松山城の城山で起きた土砂崩れについて、愛媛大学で調査報告会が開かれ、専門家の一人は緊急車両道の設置に伴い、天守付近から流れる水の動きが変わったのではないかと指摘しました。
7月12日に発生した土砂崩れは、松山城の城山北側の斜面が幅50メートル高さ100メートルにわたって崩れ、ふもとの市内緑町の家屋4棟が倒壊するなどし、一家3人が犠牲となりました。
愛媛大学の研究者で構成するグループでは、発生後から原因やメカニズムなどの調査していて、10日は3度目の報告会が開かれました。
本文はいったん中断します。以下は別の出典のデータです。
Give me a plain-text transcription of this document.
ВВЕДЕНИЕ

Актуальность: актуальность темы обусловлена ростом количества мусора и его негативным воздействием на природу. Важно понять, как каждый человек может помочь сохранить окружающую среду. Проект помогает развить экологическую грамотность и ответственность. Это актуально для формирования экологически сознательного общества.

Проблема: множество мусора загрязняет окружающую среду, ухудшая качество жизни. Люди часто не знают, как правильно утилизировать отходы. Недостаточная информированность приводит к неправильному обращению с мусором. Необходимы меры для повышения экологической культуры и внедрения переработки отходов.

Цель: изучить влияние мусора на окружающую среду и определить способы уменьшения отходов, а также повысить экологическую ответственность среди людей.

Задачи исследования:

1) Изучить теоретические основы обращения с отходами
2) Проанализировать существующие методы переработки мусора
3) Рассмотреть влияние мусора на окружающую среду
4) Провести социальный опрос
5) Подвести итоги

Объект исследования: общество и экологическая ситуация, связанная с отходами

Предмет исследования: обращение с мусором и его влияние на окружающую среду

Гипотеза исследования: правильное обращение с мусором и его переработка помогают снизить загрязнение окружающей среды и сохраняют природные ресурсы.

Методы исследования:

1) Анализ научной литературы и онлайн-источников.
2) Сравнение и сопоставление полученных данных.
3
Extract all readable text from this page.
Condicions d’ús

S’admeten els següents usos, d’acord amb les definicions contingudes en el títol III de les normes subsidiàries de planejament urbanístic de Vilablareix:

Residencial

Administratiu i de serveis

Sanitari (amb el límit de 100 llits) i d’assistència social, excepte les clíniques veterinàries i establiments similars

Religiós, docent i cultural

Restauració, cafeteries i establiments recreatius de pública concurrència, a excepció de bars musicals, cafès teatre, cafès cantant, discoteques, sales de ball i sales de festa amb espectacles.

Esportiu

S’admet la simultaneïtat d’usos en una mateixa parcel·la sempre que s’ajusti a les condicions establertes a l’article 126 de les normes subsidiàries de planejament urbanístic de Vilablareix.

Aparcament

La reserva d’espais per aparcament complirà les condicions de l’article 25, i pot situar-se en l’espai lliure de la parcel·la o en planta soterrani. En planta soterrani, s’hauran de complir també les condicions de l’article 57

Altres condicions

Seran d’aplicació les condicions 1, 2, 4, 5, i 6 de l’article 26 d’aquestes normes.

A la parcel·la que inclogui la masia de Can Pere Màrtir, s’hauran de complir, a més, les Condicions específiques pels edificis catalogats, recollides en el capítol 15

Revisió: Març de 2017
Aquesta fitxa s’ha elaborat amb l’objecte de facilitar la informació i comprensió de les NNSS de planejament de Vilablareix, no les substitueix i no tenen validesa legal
この中で森伸一郎特定教授はまず、現場周辺は昔から水の道があり水がたまりやすい場所だったという見解を示しました。
その上で、かつて排水は城の周りの様々な場所から流れていたが、緊急車両道の整備にあわせ天守付近の排水をパイプを設置して集約したことで、現場付近に更に水が集中したのではないかと仮説を述べました。
また森特定教授は、土砂災害発生の危険度を示す土壌雨量指数について触れ、土砂災害が発生した12日までの最大値が128で警報ラインの135を超えていなかったにも関わらず土砂崩れが起きたと指摘していました。